Seven is a sacred number not only in Christianity, in all the Abrahamic religions as well as several others, really. It’s a subtopic I teach in a particular class of mine as an educator at a cathedral, actually. But the point is seven is also a powerful number for pagans and witches and seven is the number of chapters in Nightsiren, which takes place over several days at Easter in a small Slovakian village where the old superstitions still overpower modern belief. It’s not the only time where the difference between the external and the internal are also actually the very same either. After the accidental death of her little sister Tamara, Šarlota (Natalia Germani) escapes her abusive mother and remote mountain home where the neighbors turn a blind eye to matters they consider not their business. However, they’re not above damning the herbalist woman of the woods, Otyla, they branded a witch and blamed for the sisters’ disappearance. When an inheritance letter summons Šarlota back after twenty years, she’s greeted with suspicion as the interloper now. As mysterious events keep ramping up in the town, the people refuse to turn their hostile eyes inward and instead lash out Šarlota and the only friend she’s made, another woman by the name of Mira (Eva Mores).Framing the hypocritical choices a society makes while creating its scapegoats with the lore of witchcraft, Nightsiren could easily lay the blame on ignorance but instead tries to portray all the roads women take for their own definitions of freedom and rebirth. 
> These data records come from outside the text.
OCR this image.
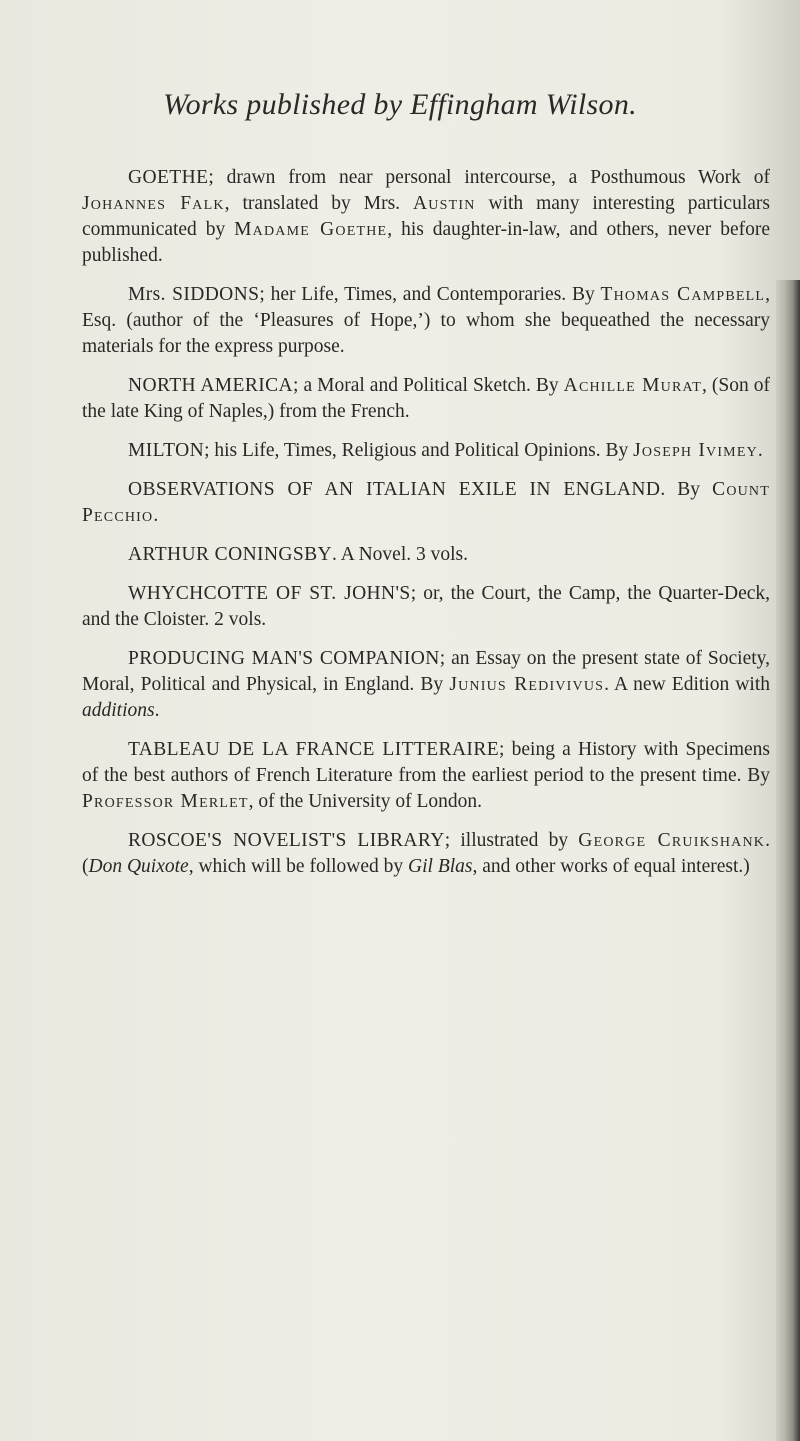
Works published by Effingham Wilson.

GOETHE; drawn from near personal intercourse, a Posthumous Work of Johannes Falk, translated by Mrs. Austin with many interesting particulars communicated by Madame Goethe, his daughter-in-law, and others, never before published.

Mrs. SIDDONS; her Life, Times, and Contemporaries. By Thomas Campbell, Esq. (author of the ‘Pleasures of Hope,’) to whom she bequeathed the necessary materials for the express purpose.

NORTH AMERICA; a Moral and Political Sketch. By Achille Murat, (Son of the late King of Naples,) from the French.

MILTON; his Life, Times, Religious and Political Opinions. By Joseph Ivimey.

OBSERVATIONS OF AN ITALIAN EXILE IN ENGLAND. By Count Pecchio.

ARTHUR CONINGSBY. A Novel. 3 vols.

WHYCHCOTTE OF ST. JOHN'S; or, the Court, the Camp, the Quarter-Deck, and the Cloister. 2 vols.

PRODUCING MAN'S COMPANION; an Essay on the present state of Society, Moral, Political and Physical, in England. By Junius Redivivus. A new Edition with additions.

TABLEAU DE LA FRANCE LITTERAIRE; being a History with Specimens of the best authors of French Literature from the earliest period to the present time. By Professor Merlet, of the University of London.

ROSCOE'S NOVELIST'S LIBRARY; illustrated by George Cruikshank. (Don Quixote, which will be followed by Gil Blas, and other works of equal interest.)
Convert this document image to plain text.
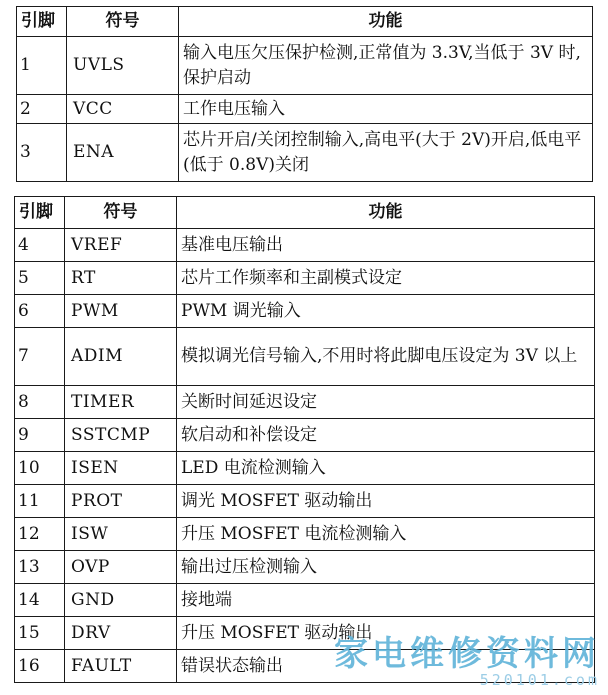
引脚	符号	功能
1	UVLS	输入电压欠压保护检测,正常值为 3.3V,当低于 3V 时,保护启动
2	VCC	工作电压输入
3	ENA	芯片开启/关闭控制输入,高电平(大于 2V)开启,低电平(低于 0.8V)关闭
引脚	符号	功能
4	VREF	基准电压输出
5	RT	芯片工作频率和主副模式设定
6	PWM	PWM 调光输入
7	ADIM	模拟调光信号输入,不用时将此脚电压设定为 3V 以上
8	TIMER	关断时间延迟设定
9	SSTCMP	软启动和补偿设定
10	ISEN	LED 电流检测输入
11	PROT	调光 MOSFET 驱动输出
12	ISW	升压 MOSFET 电流检测输入
13	OVP	输出过压检测输入
14	GND	接地端
15	DRV	升压 MOSFET 驱动输出
16	FAULT	错误状态输出 家电维修资料网
520101.com
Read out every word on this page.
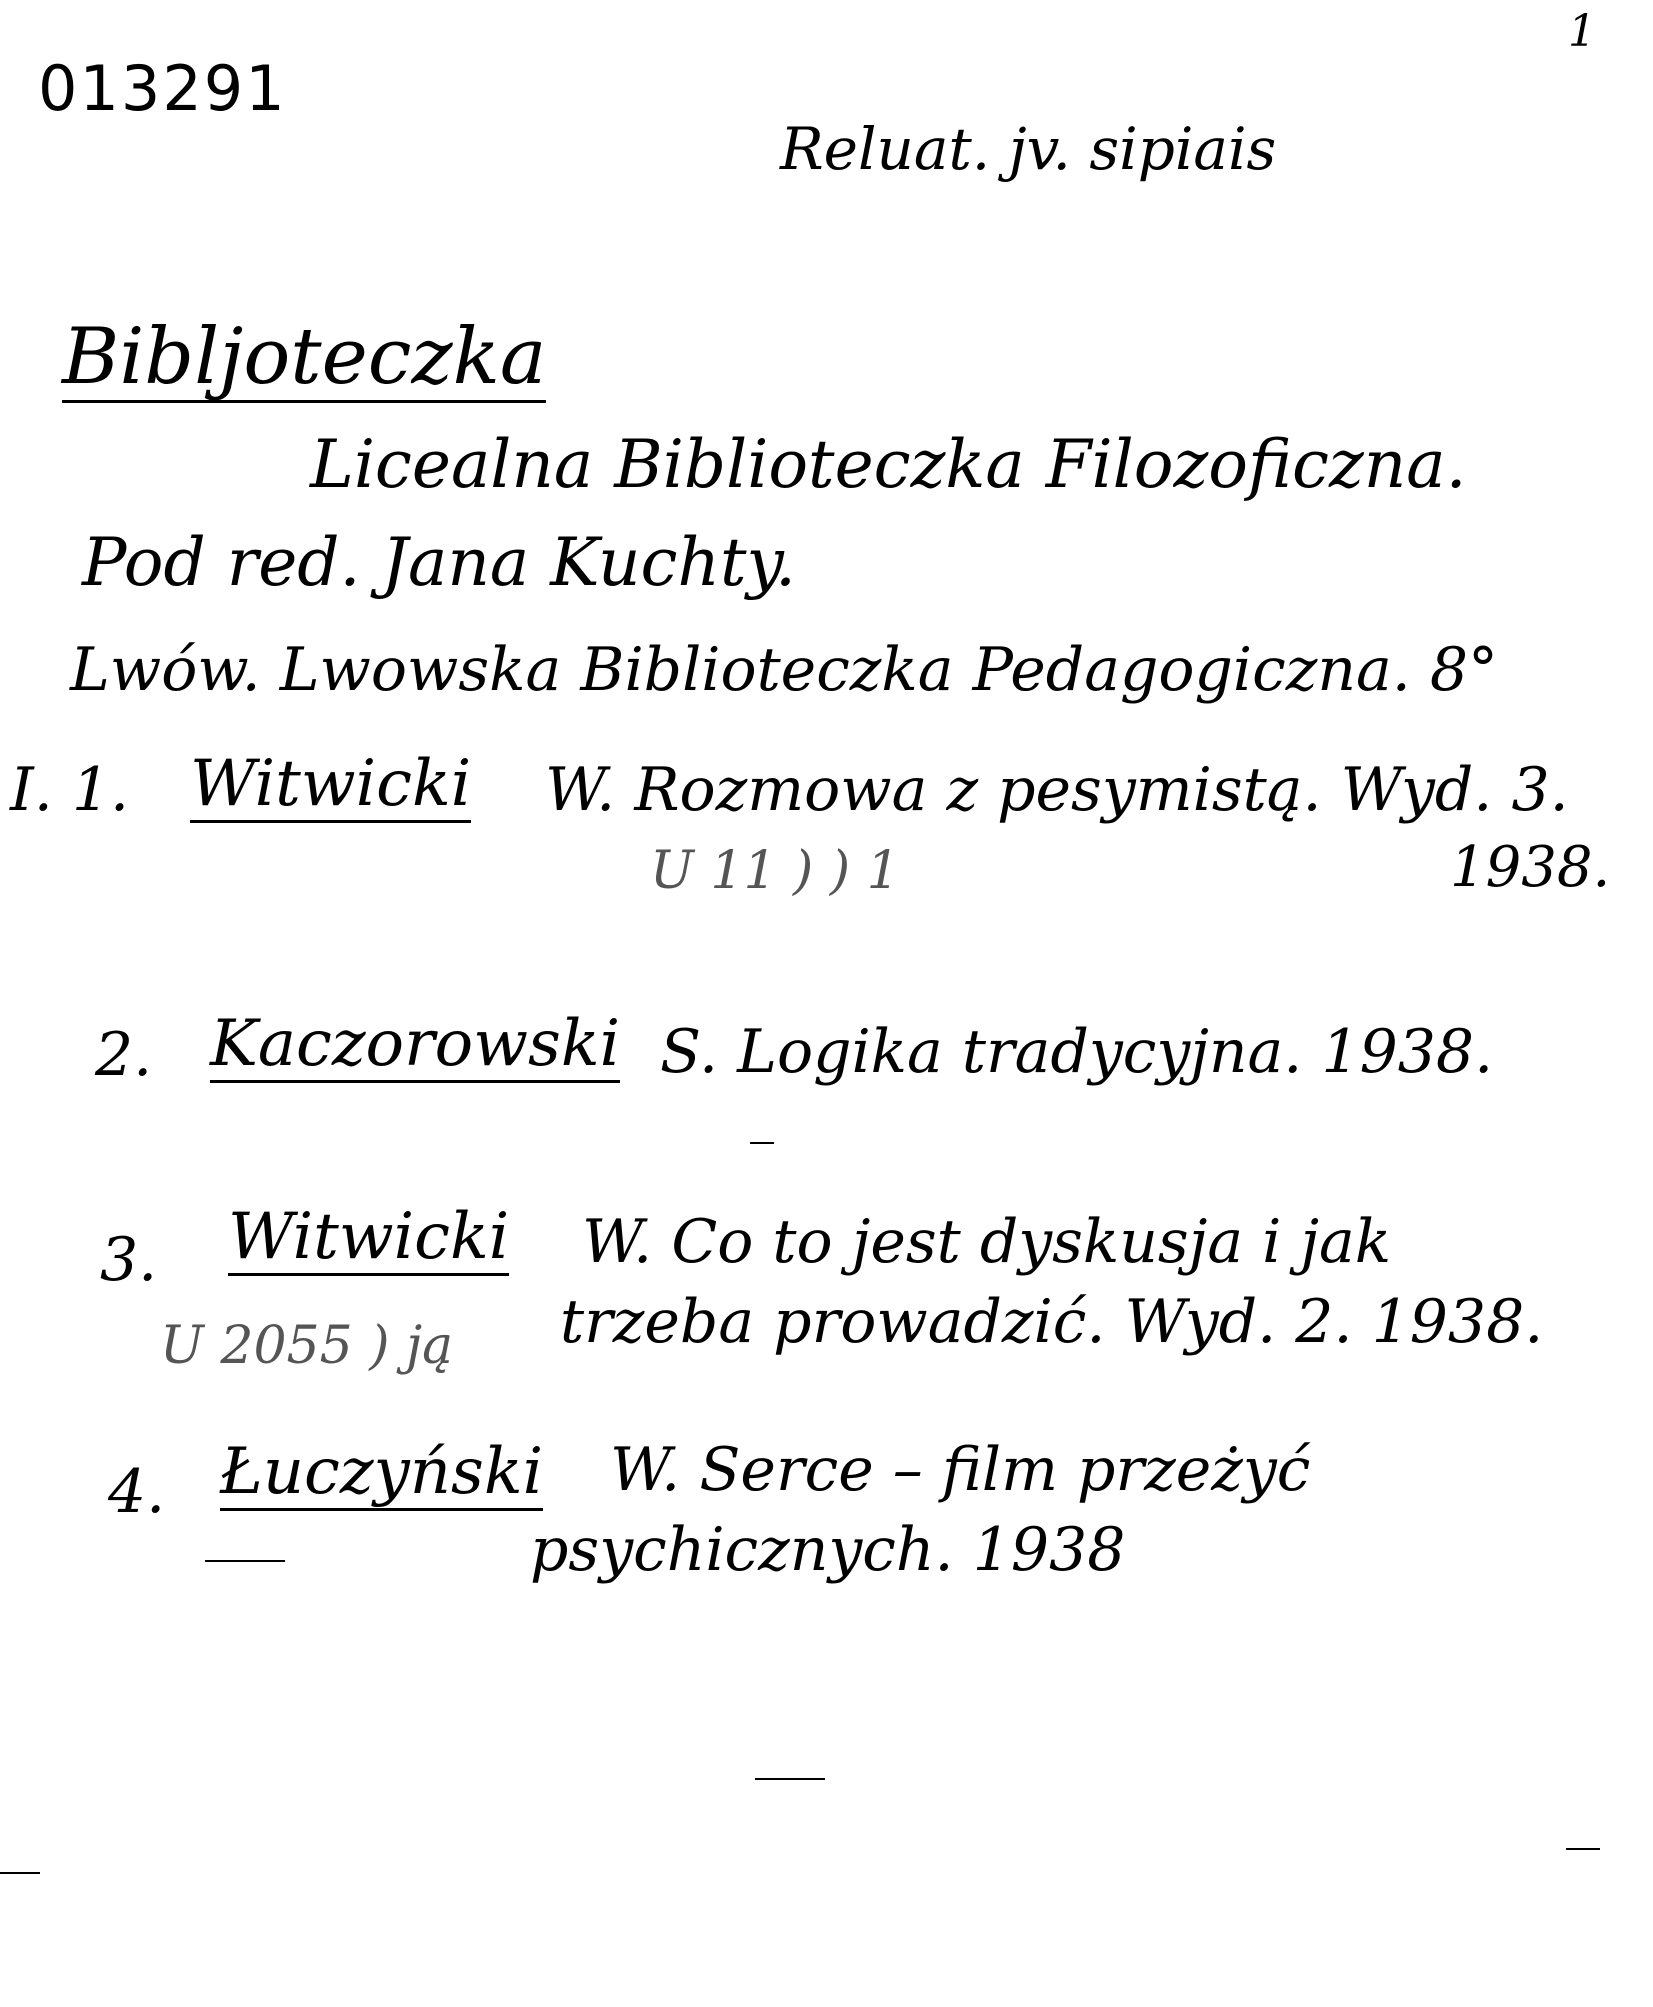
013291
1
Reluat. jv. sipiais
Bibljoteczka
Licealna Biblioteczka Filozoficzna.
Pod red. Jana Kuchty.
Lwów. Lwowska Biblioteczka Pedagogiczna. 8°
I. 1. Witwicki W. Rozmowa z pesymistą. Wyd. 3.
1938.
U 11 ) ) 1
2. Kaczorowski S. Logika tradycyjna. 1938.
3. Witwicki W. Co to jest dyskusja i jak
trzeba prowadzić. Wyd. 2. 1938.
U 2055 ) ją
4. Łuczyński W. Serce – film przeżyć
psychicznych. 1938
The Angry Black Girl and Her Monster

USA- Directed by Bomani J. Story

Teenager Vicaria (Laya DeLeon Hayes) is exceptionally bright and bears excruciating pain. She’s a scientist and so she does what scientists do; she posits a theory and designs an experiment with observable results. “My hypothesis is death is a disease. And if death is a disease, there is a cure.” The object of her experiment? Her brother Chris. She’s the modern Victor (Vicaria) Frankenstein but as the classic story asks us, can man play God without the end results being monstrous? No, the answer is oftentimes no. While the horror of the “monster” plays out in the predictable violence, the most haunting parts of the movie are the scenes not with Vicaria’s creation but with her actual family. The opening scene that set her on her path as we see her mother shot while holding her, dividing her family in half; the two who will live in the shadow of the other two lost to gun violence. The showdown between her teacher and father (Chad L Coleman) who musters just enough strength to demand his daughter’s teacher be the adult not the child when they’re called in over a petty issue. Something that would not have merited a whole after-school parent-teacher conference had the student been white. The horror of the “monster” pales in comparison to the real human experience portrayed onscreen but the fact that the protagonist is a young Black girl in the throes of grief adds an original layer to a centuries-old story that has seen its share of adaptations.